As reported by the New York Times, federal regulators urged the company to submit the request, even though two doses failed to produce the anticipated immune response among children two to four years old in a clinical trial.
The trial results, announced in December, prompted the companies to test a third low dose of the vaccine in that age group, which includes more than 19 million children.
Rather than wait until the end of March for the results of the trial, federal regulators encouraged Pfizer to apply for the authorization in hopes of getting a head start.
An emergency FDA advisory group meeting is scheduled for February 15th, when they will discuss the request and make a recommendation.

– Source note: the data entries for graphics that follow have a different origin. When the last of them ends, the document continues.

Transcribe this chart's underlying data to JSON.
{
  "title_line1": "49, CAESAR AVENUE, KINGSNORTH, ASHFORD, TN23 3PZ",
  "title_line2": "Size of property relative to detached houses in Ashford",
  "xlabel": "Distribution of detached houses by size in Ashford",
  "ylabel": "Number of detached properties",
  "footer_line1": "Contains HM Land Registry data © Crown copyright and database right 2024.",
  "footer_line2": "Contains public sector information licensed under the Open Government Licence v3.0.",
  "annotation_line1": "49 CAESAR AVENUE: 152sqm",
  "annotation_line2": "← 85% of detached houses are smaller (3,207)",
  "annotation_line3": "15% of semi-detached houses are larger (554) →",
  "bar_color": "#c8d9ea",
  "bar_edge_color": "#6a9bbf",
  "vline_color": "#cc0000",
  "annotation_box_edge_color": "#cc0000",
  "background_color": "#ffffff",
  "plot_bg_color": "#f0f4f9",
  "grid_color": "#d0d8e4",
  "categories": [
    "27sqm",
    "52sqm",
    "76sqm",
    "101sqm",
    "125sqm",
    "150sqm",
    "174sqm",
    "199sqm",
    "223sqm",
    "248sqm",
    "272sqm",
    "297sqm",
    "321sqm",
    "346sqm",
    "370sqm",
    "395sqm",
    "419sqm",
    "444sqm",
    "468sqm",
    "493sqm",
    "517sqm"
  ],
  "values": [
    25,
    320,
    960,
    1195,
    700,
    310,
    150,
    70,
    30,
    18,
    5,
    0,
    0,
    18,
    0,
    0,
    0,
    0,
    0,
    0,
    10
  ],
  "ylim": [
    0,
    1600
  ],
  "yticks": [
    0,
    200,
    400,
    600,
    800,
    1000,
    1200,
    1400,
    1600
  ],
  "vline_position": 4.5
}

Pfizer’s chairman and chief executive Albert Bourla said in a statement that they “believe that three doses of the vaccine will be needed for children 6 months through 4 years of age to achieve high levels of protection against current and potential future variants.”
But, he said that if two doses are authorized in the meantime, “parents will have the opportunity to begin a Covid-19 vaccination series for their children while awaiting potential authorization of a third dose.”
Despite the request for emergency authorization, among states reporting numbers, children only ranged from 1.6%-4.4% of total accumulated hospitalizations, and only 0.1%-1.5% of all their child COVID-19 cases resulted in hospitalization, according to data from the American Academy of Pediatrics.